Chart of the Day: Yen carry-trade
Yesterday, after the market closed, I posted on my blog that I felt "...there is a big, fierce, snapback rally brewing". I'm not sure if today's strong +10.8% rally qualifies, but it sure is a nice start.
One of the biggest factors for today's rally was the plunge in the Japanese Yen. The Yen has been on a tear recently, as has renewed fears about the unwinding of the Yen carry-trade. The last time I wrote about this phenomenon was back in March (search archives), when the spike in the Yen back then (see chart below) sparked the same worries. Both instances were associated with dramatic selloffs in global stocks.

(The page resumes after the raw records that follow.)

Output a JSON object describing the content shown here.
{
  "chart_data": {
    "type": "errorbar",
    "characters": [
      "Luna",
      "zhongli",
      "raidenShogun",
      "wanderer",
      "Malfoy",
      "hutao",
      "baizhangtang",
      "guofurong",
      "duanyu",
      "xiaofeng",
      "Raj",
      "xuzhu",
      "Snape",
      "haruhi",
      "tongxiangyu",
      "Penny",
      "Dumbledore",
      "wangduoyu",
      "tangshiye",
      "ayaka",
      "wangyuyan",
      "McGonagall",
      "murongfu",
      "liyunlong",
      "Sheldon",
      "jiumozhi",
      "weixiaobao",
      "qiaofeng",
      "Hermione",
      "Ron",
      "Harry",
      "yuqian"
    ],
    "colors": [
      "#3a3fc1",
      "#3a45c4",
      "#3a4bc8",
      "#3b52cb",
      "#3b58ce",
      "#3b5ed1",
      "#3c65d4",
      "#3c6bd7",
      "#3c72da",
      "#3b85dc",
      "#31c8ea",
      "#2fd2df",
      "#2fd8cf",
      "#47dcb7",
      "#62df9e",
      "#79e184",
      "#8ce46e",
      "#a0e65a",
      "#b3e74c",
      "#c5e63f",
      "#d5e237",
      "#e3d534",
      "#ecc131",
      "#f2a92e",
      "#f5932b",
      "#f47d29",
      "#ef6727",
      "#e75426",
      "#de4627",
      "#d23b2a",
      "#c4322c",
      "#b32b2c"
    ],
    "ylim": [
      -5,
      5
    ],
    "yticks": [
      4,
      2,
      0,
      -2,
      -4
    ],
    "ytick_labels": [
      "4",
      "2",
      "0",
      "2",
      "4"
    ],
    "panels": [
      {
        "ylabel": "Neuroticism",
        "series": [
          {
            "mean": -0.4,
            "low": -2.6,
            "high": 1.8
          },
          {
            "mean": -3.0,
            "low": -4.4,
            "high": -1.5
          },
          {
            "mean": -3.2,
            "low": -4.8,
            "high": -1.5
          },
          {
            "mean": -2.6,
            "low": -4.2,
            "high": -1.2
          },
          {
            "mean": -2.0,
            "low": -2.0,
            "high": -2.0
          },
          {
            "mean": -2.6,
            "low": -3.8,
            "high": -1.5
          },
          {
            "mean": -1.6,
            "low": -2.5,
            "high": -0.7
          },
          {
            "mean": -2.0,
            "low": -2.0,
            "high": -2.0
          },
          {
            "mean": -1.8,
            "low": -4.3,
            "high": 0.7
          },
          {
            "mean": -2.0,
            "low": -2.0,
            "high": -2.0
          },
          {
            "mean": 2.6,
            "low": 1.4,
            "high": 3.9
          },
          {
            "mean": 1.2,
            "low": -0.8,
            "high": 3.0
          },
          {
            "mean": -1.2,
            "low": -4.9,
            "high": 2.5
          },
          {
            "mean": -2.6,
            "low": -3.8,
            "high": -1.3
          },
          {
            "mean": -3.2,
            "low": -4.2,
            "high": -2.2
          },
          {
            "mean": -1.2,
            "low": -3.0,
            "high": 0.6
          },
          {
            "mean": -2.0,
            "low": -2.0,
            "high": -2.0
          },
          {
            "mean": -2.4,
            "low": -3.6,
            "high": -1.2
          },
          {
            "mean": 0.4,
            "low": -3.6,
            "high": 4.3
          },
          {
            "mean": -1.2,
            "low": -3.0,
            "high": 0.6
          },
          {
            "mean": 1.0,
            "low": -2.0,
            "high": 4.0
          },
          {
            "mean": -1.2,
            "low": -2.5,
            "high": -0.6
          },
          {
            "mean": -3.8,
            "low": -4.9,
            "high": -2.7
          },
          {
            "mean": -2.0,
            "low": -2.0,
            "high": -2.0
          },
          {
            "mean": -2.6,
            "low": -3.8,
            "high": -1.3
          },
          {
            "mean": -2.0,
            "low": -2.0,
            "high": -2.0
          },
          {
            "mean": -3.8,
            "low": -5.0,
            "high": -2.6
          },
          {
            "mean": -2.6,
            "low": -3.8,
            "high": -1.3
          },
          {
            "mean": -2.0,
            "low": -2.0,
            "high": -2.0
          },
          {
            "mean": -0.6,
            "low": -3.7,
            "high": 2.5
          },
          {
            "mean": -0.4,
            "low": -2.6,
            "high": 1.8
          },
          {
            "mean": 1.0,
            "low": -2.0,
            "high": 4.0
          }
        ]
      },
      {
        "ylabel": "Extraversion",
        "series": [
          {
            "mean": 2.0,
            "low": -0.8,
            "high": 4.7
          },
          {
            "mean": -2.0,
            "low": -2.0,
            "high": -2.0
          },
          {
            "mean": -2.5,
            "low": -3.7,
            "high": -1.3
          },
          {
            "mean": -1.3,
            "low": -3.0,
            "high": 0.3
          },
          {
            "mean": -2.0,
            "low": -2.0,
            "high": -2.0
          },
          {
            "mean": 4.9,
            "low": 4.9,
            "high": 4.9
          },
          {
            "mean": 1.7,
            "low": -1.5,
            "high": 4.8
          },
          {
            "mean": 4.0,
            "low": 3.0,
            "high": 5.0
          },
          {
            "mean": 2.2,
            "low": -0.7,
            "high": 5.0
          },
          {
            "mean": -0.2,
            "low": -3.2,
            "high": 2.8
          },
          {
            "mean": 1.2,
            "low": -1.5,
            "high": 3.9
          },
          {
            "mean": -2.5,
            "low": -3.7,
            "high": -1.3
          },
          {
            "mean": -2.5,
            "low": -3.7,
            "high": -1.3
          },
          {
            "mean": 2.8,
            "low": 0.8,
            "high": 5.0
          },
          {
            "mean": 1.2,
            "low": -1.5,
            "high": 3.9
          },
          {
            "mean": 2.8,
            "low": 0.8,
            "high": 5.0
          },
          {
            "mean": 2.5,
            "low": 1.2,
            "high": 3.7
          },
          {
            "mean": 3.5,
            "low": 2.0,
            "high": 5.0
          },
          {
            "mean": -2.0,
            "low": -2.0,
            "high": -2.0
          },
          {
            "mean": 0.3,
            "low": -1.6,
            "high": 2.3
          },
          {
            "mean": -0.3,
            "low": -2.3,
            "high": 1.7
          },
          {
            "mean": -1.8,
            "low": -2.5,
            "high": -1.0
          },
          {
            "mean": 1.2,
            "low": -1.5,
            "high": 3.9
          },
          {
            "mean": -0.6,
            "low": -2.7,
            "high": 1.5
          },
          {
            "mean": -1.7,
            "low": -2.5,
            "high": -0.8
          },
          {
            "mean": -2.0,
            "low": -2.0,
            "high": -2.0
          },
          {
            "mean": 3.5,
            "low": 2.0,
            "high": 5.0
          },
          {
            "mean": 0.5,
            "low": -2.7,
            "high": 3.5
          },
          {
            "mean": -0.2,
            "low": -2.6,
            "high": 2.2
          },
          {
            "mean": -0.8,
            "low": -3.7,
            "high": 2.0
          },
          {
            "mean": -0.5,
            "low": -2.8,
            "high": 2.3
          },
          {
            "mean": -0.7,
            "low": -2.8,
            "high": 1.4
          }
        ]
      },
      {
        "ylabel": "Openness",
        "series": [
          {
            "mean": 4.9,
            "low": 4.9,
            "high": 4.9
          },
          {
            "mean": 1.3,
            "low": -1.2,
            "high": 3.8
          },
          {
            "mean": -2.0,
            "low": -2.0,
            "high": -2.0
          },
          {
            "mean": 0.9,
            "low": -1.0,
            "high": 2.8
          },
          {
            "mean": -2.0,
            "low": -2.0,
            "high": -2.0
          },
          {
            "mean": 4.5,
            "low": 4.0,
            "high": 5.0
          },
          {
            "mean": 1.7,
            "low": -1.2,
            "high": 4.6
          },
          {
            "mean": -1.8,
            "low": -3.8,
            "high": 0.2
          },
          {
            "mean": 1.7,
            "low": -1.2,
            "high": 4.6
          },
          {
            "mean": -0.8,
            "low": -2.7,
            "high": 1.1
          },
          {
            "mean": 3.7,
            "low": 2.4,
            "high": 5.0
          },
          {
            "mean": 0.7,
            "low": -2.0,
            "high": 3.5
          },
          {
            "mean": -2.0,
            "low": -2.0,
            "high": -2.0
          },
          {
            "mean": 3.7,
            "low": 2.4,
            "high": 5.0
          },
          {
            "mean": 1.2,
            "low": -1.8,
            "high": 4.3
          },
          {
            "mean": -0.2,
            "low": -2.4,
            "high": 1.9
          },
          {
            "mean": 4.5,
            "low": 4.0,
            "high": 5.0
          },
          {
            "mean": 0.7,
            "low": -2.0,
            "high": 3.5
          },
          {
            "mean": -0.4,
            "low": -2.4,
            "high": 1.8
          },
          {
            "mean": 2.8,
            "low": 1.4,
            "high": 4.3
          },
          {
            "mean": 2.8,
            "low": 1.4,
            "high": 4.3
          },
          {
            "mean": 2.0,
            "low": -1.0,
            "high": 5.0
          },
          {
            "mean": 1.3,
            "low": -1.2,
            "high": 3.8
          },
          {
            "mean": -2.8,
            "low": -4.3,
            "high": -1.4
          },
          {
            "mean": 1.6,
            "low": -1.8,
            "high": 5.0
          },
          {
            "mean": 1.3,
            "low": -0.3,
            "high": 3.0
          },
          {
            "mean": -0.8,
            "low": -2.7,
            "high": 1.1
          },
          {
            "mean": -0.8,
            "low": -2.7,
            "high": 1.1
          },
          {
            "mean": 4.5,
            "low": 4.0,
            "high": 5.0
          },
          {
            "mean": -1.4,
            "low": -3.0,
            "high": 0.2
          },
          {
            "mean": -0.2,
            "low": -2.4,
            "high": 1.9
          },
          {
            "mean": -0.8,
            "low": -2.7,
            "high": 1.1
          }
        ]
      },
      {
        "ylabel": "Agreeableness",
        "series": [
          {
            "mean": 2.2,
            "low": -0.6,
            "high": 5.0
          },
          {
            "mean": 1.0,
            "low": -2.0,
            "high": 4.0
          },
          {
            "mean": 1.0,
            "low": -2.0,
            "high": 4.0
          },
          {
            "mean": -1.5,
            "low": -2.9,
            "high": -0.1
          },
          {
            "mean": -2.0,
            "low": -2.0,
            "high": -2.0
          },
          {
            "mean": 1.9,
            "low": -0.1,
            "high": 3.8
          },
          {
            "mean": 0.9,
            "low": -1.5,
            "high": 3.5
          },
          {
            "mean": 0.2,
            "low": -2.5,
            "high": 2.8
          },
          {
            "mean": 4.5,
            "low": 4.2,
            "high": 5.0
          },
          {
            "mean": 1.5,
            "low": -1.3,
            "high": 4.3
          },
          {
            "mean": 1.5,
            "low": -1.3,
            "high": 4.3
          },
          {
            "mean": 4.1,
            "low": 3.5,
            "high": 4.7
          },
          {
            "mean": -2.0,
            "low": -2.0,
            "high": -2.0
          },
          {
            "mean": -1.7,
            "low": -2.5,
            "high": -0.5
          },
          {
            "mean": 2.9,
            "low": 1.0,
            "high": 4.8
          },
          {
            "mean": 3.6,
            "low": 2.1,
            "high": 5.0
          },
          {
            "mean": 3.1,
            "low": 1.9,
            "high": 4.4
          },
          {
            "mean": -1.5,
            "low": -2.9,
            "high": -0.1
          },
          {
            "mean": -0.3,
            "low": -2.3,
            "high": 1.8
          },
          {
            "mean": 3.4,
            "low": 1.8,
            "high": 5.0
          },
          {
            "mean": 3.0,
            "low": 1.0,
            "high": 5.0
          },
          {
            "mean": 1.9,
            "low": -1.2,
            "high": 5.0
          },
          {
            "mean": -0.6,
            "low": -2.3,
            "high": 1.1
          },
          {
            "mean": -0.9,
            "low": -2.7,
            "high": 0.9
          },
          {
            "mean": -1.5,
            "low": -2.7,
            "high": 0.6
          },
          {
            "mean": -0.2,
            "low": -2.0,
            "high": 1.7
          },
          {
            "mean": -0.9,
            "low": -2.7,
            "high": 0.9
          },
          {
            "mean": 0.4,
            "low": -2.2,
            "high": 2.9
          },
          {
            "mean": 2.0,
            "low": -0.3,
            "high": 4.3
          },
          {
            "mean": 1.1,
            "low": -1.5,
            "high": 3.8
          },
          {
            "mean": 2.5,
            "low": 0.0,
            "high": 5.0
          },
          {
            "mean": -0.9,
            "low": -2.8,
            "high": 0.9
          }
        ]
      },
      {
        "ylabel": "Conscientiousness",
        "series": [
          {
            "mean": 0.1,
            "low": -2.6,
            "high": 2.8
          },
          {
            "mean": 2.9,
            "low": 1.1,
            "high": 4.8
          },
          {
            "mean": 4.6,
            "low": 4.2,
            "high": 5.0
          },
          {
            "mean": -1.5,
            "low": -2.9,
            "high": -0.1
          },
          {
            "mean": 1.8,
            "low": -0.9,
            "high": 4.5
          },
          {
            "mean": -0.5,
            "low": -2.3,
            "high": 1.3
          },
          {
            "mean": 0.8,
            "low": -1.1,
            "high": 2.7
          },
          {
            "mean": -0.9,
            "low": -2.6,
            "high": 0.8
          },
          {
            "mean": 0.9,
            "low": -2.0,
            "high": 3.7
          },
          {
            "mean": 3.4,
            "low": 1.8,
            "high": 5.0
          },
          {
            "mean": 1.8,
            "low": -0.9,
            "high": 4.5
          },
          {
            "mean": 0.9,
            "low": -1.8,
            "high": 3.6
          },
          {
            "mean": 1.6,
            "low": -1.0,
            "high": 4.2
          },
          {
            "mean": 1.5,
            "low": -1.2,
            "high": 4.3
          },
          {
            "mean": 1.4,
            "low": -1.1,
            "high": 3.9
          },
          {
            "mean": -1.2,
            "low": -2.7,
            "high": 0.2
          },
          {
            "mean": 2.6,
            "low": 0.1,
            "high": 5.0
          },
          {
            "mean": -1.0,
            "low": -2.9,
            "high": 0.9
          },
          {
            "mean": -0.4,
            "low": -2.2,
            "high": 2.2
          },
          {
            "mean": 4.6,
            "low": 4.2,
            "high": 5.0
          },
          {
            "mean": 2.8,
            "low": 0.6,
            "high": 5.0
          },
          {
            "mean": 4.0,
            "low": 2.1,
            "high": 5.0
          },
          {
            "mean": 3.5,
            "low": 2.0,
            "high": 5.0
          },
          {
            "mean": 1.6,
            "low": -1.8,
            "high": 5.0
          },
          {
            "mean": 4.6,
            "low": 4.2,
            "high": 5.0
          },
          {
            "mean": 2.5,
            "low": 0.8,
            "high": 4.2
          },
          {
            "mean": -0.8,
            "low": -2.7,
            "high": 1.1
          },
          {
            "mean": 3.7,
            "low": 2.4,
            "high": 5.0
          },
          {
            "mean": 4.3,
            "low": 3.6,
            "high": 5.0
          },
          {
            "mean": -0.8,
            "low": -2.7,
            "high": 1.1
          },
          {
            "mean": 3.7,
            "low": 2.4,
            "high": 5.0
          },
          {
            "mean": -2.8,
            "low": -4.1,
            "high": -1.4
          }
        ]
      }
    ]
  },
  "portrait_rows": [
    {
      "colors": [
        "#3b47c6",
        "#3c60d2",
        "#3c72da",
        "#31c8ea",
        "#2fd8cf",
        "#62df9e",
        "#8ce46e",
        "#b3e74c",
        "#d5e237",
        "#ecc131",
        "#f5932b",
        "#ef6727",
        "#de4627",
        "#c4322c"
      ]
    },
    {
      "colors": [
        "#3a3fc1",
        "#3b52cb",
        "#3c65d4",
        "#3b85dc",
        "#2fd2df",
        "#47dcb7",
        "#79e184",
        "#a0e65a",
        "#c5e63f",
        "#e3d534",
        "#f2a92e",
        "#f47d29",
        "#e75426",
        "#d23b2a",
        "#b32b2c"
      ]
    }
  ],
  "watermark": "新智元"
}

The chart above shows the dramatic reversal in the Yen etf (FXY) today. This was the largest one-day decline since Jan. 1974, a month that touched off a huge rally in the stock market. The reversal in the yen could be indicative that large players that had been selling equities to buy back their yen positions are finally finished.
This would bode well for global equities. Last night, Asian markets surged higher, and right now it looks like they are set to open higher again. The Bank of Japan said it is considering cutting its already low interest rates from 0.50% to 0.25%. This would further pressure the yen, and help the overall cause.
I think the unwinding of the yen carry trade is related to the overall deleveraging that we have seen in the markets, and that has contributed to the unprecedented and relentless selling pressure in the markets. Any reprieve from this selling pressure would allow the markets to further lift, which could take the pressure off of funds seeing redemptions.
In recent weeks, these surges in the stock market have been one-day affairs. So it will be interesting to see if we get some follow-through to today's action. Tomorrow, the FOMC meets and will cut interest rates (I am now in the 50 bps camp). Will traders sell into the news? One has to wonder.